In their court papers, the woman’s attorneys state that the pregnancy issue is one that they want to explore in a new deposition of Tyler. Despite testifying numerous times that he impregnated the plaintiff when she was 17 years old, Tyler has changed course, responding in discovery that he lacks sufficient information to either admit or deny that he fathered the child and therefore contests the use of the term `fathered,’ the plaintiff’s lawyers further state in their pleadings.
“Plaintiff is entitled to a competent and full response as to how Tyler has admitted for decades that he impregnated plaintiff, including under oath in this case, but now doubts that he did,” according to the woman’s attorneys’ court papers.
In a sworn declaration, Tyler says his director of business management, not the singer, is the best person to answer the plaintiff’s attorneys’ questions about Tyler’s financial assets.

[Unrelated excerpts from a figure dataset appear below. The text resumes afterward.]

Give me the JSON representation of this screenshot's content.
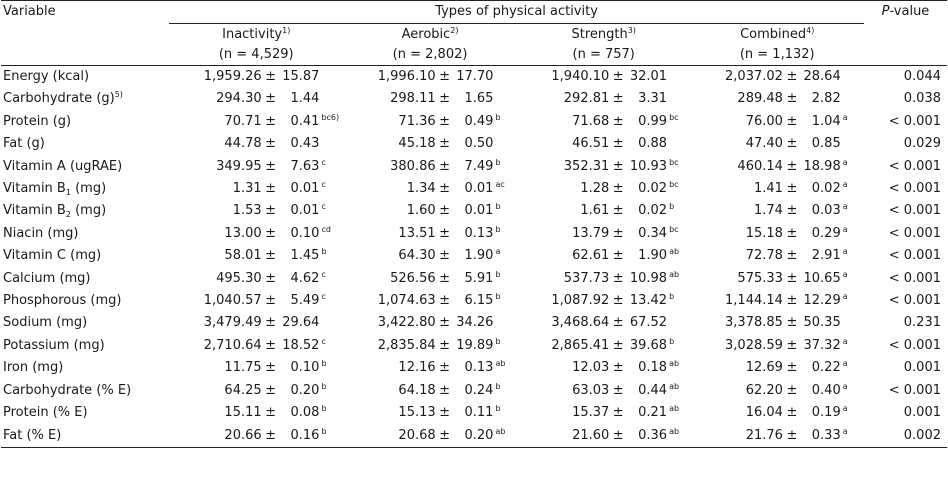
{
  "header": {
    "variable_label": "Variable",
    "group_label": "Types of physical activity",
    "p_label_italic": "P",
    "p_label_rest": "-value",
    "columns": [
      {
        "name": "Inactivity",
        "footnote": "1)",
        "n": "(n = 4,529)"
      },
      {
        "name": "Aerobic",
        "footnote": "2)",
        "n": "(n = 2,802)"
      },
      {
        "name": "Strength",
        "footnote": "3)",
        "n": "(n = 757)"
      },
      {
        "name": "Combined",
        "footnote": "4)",
        "n": "(n = 1,132)"
      }
    ]
  },
  "pm": "±",
  "rows": [
    {
      "label": "Energy (kcal)",
      "sub": "",
      "label_after": "",
      "label_sup": "",
      "cells": [
        [
          "1,959.26",
          "15.87",
          ""
        ],
        [
          "1,996.10",
          "17.70",
          ""
        ],
        [
          "1,940.10",
          "32.01",
          ""
        ],
        [
          "2,037.02",
          "28.64",
          ""
        ]
      ],
      "p": "0.044"
    },
    {
      "label": "Carbohydrate (g)",
      "sub": "",
      "label_after": "",
      "label_sup": "5)",
      "cells": [
        [
          "294.30",
          "1.44",
          ""
        ],
        [
          "298.11",
          "1.65",
          ""
        ],
        [
          "292.81",
          "3.31",
          ""
        ],
        [
          "289.48",
          "2.82",
          ""
        ]
      ],
      "p": "0.038"
    },
    {
      "label": "Protein (g)",
      "sub": "",
      "label_after": "",
      "label_sup": "",
      "cells": [
        [
          "70.71",
          "0.41",
          "bc6)"
        ],
        [
          "71.36",
          "0.49",
          "b"
        ],
        [
          "71.68",
          "0.99",
          "bc"
        ],
        [
          "76.00",
          "1.04",
          "a"
        ]
      ],
      "p": "< 0.001"
    },
    {
      "label": "Fat (g)",
      "sub": "",
      "label_after": "",
      "label_sup": "",
      "cells": [
        [
          "44.78",
          "0.43",
          ""
        ],
        [
          "45.18",
          "0.50",
          ""
        ],
        [
          "46.51",
          "0.88",
          ""
        ],
        [
          "47.40",
          "0.85",
          ""
        ]
      ],
      "p": "0.029"
    },
    {
      "label": "Vitamin A (ugRAE)",
      "sub": "",
      "label_after": "",
      "label_sup": "",
      "cells": [
        [
          "349.95",
          "7.63",
          "c"
        ],
        [
          "380.86",
          "7.49",
          "b"
        ],
        [
          "352.31",
          "10.93",
          "bc"
        ],
        [
          "460.14",
          "18.98",
          "a"
        ]
      ],
      "p": "< 0.001"
    },
    {
      "label": "Vitamin B",
      "sub": "1",
      "label_after": " (mg)",
      "label_sup": "",
      "cells": [
        [
          "1.31",
          "0.01",
          "c"
        ],
        [
          "1.34",
          "0.01",
          "ac"
        ],
        [
          "1.28",
          "0.02",
          "bc"
        ],
        [
          "1.41",
          "0.02",
          "a"
        ]
      ],
      "p": "< 0.001"
    },
    {
      "label": "Vitamin B",
      "sub": "2",
      "label_after": " (mg)",
      "label_sup": "",
      "cells": [
        [
          "1.53",
          "0.01",
          "c"
        ],
        [
          "1.60",
          "0.01",
          "b"
        ],
        [
          "1.61",
          "0.02",
          "b"
        ],
        [
          "1.74",
          "0.03",
          "a"
        ]
      ],
      "p": "< 0.001"
    },
    {
      "label": "Niacin (mg)",
      "sub": "",
      "label_after": "",
      "label_sup": "",
      "cells": [
        [
          "13.00",
          "0.10",
          "cd"
        ],
        [
          "13.51",
          "0.13",
          "b"
        ],
        [
          "13.79",
          "0.34",
          "bc"
        ],
        [
          "15.18",
          "0.29",
          "a"
        ]
      ],
      "p": "< 0.001"
    },
    {
      "label": "Vitamin C (mg)",
      "sub": "",
      "label_after": "",
      "label_sup": "",
      "cells": [
        [
          "58.01",
          "1.45",
          "b"
        ],
        [
          "64.30",
          "1.90",
          "a"
        ],
        [
          "62.61",
          "1.90",
          "ab"
        ],
        [
          "72.78",
          "2.91",
          "a"
        ]
      ],
      "p": "< 0.001"
    },
    {
      "label": "Calcium (mg)",
      "sub": "",
      "label_after": "",
      "label_sup": "",
      "cells": [
        [
          "495.30",
          "4.62",
          "c"
        ],
        [
          "526.56",
          "5.91",
          "b"
        ],
        [
          "537.73",
          "10.98",
          "ab"
        ],
        [
          "575.33",
          "10.65",
          "a"
        ]
      ],
      "p": "< 0.001"
    },
    {
      "label": "Phosphorous (mg)",
      "sub": "",
      "label_after": "",
      "label_sup": "",
      "cells": [
        [
          "1,040.57",
          "5.49",
          "c"
        ],
        [
          "1,074.63",
          "6.15",
          "b"
        ],
        [
          "1,087.92",
          "13.42",
          "b"
        ],
        [
          "1,144.14",
          "12.29",
          "a"
        ]
      ],
      "p": "< 0.001"
    },
    {
      "label": "Sodium (mg)",
      "sub": "",
      "label_after": "",
      "label_sup": "",
      "cells": [
        [
          "3,479.49",
          "29.64",
          ""
        ],
        [
          "3,422.80",
          "34.26",
          ""
        ],
        [
          "3,468.64",
          "67.52",
          ""
        ],
        [
          "3,378.85",
          "50.35",
          ""
        ]
      ],
      "p": "0.231"
    },
    {
      "label": "Potassium (mg)",
      "sub": "",
      "label_after": "",
      "label_sup": "",
      "cells": [
        [
          "2,710.64",
          "18.52",
          "c"
        ],
        [
          "2,835.84",
          "19.89",
          "b"
        ],
        [
          "2,865.41",
          "39.68",
          "b"
        ],
        [
          "3,028.59",
          "37.32",
          "a"
        ]
      ],
      "p": "< 0.001"
    },
    {
      "label": "Iron (mg)",
      "sub": "",
      "label_after": "",
      "label_sup": "",
      "cells": [
        [
          "11.75",
          "0.10",
          "b"
        ],
        [
          "12.16",
          "0.13",
          "ab"
        ],
        [
          "12.03",
          "0.18",
          "ab"
        ],
        [
          "12.69",
          "0.22",
          "a"
        ]
      ],
      "p": "0.001"
    },
    {
      "label": "Carbohydrate (% E)",
      "sub": "",
      "label_after": "",
      "label_sup": "",
      "cells": [
        [
          "64.25",
          "0.20",
          "b"
        ],
        [
          "64.18",
          "0.24",
          "b"
        ],
        [
          "63.03",
          "0.44",
          "ab"
        ],
        [
          "62.20",
          "0.40",
          "a"
        ]
      ],
      "p": "< 0.001"
    },
    {
      "label": "Protein (% E)",
      "sub": "",
      "label_after": "",
      "label_sup": "",
      "cells": [
        [
          "15.11",
          "0.08",
          "b"
        ],
        [
          "15.13",
          "0.11",
          "b"
        ],
        [
          "15.37",
          "0.21",
          "ab"
        ],
        [
          "16.04",
          "0.19",
          "a"
        ]
      ],
      "p": "0.001"
    },
    {
      "label": "Fat (% E)",
      "sub": "",
      "label_after": "",
      "label_sup": "",
      "cells": [
        [
          "20.66",
          "0.16",
          "b"
        ],
        [
          "20.68",
          "0.20",
          "ab"
        ],
        [
          "21.60",
          "0.36",
          "ab"
        ],
        [
          "21.76",
          "0.33",
          "a"
        ]
      ],
      "p": "0.002"
    }
  ]
}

But in their court papers, the woman’s lawyers contend that they should be able to inquire of Tyler on that issue anyway.
“Although plaintiff appreciates that Tyler has offered for deposition the individual whom Tyler believes knows the most about his finances, plaintiff is also entitled to depose Tyler himself regarding these matters,” the woman’s attorneys write in their court papers.
When Tyler first answered the plaintiff’s complaint, he asserted that he was immune from her claims because he was a caregiver and/or guardian of the woman at the time, but he later changed course and dropped that defense, according to the plaintiff’s lawyers’ pleadings.
“Having dropped a material defense, plaintiff is entitled to an explanation of how Tyler previously believed that he was immune as a caretaker and/or guardian and now is not,” the woman’s attorneys further state in their court papers.
In her suit, the plaintiff says she eventually “made a conscious decision to leave and escape the music and drug-addled world seeking to be free from the sexualized culture created by Tyler and the industry” and that she went on to have a family and become active in her faith.
The 78-year-old singer’s attorneys maintain that only one of the plaintiff’s claims have a California connection, while the others are connected to alleged conduct that occurred in Massachusetts, Oregon and Washington, where her causes of action would be time-barred.